Quello che colpisce chi viene in Libia è che il movimento migratorio è così ampio - 600 mila immigrati regolari e da 1 milione a 1 milione e 700 mila irregolari su 5.5 milioni di persone - che per le autorità di polizia libiche è oggi oggettivamente quasi impossibile gestire e limitare un flusso che in primis è un flusso diretto proprio verso la Libia che non è affatto solo un paese di transito ma è anche paese di destinazione.
Eppure qualcosa, anzi molto, si può fare. Per cambiare le cose servirebbero maggiori investimenti nella polizia di frontiera, e su questo le autorità locali potrebbero fare parecchio - dopotutto la Libia è un paese petrolifero in eccellente salute finanziaria, al quale non mancano certo le risorse necessarie per schierare qualche migliaio di uomini, dotati di mezzi adeguati, alle frontiere meridionali - naturalmente anche con l’aiuto (in primis fornitura di know how e tecnologia) dell’Unione Europea. E servirebbe più collaborazione tra le autorità di polizia italiane e quelle libiche. Quella che c’è è molto positiva e sta dando i suoi frutti, ma si può fare sempre di più e di meglio. L’obiettivo infatti deve essere quello, coinvolgendo anche le autorità di polizia dei paesi vicini - a partire da Niger, Mali, Chad, Sudan, Egitto, Marocco fino a Nigeria, Senegal, Etiopia, Eritrea, Costa D’Avorio, Ghana, Benin - di colpire le cosche dei moderni negrieri, che sfruttano l’immigrazione clandestina. Difficile, certo, ma non impossibile. Come li trovano quelli che vogliono fuggire verso l’Italia, i trafficanti possono trovarli anche degli agenti infiltrati. E le piste nel deserto, specie nei punti chiave, possono essere monitorate sia da terra sia via satellite (con risoluzioni di pochi metri, scattando immagini che possono segnalare il movimento dei mezzi che traghettano da Sud a Nord i disperati).
Volendo, grazie ad una aperta e paritaria collaborazione tra stati (e grazie alla contemporanea concessione di “green card” per incentivare l’immigrazione regolare e alla promozione dello sviluppo locale per non costringere ad andarsene chi vorrebbe restare) il traffico di esseri umani - come si è visto con l’Albania ma anche con la Tunisia - può essere ridotto e anche di molto. Volendo tutti, naturalmente.

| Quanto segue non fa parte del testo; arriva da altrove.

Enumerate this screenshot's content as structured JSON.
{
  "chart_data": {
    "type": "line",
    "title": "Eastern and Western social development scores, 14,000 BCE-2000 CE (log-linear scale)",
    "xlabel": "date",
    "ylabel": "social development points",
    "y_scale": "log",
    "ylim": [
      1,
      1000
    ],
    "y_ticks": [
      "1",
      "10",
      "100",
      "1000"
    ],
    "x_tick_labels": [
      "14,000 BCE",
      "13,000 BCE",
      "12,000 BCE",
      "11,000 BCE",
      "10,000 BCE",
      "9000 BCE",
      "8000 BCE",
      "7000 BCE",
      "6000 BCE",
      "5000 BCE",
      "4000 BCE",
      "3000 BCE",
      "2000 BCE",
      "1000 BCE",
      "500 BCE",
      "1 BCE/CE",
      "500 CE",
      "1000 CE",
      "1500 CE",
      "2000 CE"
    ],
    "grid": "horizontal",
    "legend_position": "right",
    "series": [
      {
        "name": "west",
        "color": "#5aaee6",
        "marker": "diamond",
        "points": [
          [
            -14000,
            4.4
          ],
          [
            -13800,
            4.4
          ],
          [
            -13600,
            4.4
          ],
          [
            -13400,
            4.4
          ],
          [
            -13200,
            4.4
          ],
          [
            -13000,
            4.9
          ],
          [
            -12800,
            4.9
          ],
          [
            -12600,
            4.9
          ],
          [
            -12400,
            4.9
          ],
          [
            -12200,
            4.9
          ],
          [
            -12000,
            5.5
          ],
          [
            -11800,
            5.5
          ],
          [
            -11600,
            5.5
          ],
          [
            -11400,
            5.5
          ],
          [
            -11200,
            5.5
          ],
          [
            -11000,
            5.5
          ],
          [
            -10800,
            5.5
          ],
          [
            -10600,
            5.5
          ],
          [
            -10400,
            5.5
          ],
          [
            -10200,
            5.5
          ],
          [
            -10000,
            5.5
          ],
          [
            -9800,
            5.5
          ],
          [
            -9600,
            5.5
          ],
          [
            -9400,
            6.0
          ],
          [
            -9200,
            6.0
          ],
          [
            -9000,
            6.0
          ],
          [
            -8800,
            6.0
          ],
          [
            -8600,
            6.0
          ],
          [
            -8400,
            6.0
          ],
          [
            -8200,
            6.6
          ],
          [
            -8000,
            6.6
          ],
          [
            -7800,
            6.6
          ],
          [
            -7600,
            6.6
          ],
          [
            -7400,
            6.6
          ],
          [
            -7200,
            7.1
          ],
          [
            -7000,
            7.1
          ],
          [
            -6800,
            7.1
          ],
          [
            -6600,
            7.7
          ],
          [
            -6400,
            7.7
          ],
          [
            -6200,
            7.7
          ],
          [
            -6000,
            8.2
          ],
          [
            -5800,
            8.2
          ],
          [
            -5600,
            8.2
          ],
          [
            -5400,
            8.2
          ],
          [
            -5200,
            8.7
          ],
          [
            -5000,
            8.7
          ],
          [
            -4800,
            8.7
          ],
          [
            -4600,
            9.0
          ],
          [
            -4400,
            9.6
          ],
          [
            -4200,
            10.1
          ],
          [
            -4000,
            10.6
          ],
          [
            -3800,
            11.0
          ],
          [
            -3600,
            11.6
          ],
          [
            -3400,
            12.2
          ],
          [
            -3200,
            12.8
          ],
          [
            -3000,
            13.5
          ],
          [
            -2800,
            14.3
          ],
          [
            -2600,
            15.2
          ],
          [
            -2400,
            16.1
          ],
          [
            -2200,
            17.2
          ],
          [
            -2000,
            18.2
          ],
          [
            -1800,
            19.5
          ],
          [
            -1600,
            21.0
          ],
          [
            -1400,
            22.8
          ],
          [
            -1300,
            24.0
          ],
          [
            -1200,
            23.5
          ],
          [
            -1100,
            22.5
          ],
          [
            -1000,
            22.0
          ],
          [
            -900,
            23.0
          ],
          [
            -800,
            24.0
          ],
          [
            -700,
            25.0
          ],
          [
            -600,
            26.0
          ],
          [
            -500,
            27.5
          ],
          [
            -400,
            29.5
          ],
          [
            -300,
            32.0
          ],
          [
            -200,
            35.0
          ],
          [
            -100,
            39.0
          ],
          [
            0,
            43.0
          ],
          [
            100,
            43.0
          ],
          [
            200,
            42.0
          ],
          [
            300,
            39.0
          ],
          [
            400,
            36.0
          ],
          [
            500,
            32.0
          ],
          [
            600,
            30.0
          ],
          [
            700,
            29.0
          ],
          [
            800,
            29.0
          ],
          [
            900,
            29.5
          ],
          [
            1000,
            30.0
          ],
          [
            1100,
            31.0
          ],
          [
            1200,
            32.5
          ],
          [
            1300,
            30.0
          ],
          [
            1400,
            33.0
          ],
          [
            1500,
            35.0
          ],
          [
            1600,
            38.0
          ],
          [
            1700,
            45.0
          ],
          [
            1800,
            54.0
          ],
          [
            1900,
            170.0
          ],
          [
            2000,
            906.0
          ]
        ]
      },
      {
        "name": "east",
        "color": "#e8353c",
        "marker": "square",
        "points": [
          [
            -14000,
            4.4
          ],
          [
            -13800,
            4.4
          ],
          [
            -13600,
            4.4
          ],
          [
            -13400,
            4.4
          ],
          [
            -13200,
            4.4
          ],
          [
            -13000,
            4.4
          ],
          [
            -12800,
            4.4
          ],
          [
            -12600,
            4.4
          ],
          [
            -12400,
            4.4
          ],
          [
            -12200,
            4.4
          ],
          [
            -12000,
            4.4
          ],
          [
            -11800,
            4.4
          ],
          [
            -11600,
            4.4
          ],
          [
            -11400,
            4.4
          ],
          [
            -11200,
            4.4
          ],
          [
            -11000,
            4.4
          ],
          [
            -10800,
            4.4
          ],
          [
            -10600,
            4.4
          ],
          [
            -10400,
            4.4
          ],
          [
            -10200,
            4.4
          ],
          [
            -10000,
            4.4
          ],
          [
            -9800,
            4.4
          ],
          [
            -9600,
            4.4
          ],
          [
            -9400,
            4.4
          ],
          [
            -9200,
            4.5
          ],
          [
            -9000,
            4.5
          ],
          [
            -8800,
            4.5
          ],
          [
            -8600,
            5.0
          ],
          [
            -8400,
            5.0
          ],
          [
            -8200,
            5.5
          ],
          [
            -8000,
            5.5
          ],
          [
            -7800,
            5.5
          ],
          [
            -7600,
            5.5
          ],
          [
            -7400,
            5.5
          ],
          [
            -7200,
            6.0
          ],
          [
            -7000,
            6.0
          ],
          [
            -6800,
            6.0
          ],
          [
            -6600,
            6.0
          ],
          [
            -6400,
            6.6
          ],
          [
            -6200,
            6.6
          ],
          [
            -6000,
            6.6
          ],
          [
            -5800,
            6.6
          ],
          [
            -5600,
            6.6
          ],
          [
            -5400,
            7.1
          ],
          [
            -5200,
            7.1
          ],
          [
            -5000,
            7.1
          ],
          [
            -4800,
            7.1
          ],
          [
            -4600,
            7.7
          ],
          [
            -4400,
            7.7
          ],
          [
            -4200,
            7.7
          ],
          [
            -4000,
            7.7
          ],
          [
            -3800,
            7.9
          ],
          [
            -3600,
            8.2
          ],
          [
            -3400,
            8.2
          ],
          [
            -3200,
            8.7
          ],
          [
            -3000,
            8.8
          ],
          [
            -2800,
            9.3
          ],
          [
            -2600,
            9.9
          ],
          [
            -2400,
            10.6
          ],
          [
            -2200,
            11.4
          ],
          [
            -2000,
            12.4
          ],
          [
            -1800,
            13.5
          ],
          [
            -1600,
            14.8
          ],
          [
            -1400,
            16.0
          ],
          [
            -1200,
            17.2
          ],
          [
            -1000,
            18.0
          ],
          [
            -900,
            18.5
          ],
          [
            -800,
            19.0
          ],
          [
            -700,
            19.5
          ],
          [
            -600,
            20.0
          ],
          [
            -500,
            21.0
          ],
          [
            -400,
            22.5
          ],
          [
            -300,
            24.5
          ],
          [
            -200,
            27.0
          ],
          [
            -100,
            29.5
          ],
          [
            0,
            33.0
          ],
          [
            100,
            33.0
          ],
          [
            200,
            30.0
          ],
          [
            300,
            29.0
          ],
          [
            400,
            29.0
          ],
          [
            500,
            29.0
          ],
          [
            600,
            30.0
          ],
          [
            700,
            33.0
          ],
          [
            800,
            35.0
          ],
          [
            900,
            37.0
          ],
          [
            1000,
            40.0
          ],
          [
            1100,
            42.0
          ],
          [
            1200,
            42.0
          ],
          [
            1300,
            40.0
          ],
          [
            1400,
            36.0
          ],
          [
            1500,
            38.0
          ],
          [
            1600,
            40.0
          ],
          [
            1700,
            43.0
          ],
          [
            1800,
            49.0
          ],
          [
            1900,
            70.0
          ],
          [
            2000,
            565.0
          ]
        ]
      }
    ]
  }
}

Collegamenti sponsorizzati


1 Commento a “Le vie dei clandestini”

  1. carlotta maggi scrive:

    finché le condizioni di vita sono così difficili in Africa, non basteranno mai i poliziotti e militari per dissuadere le persone di tentare di raggiungere un posto che li permetta una vita migliore (tanto, peggio non può andare per loro). Anche i tentavi disperati di costruire muri per bloccare la migrazione è ridicolo, la gente ha sempre “votato con i piedi”, cioè ha cercato da sempre di spostarsi in nuovi territori, quando non ha trovato le condizioni per vivere nel luogo di nascita.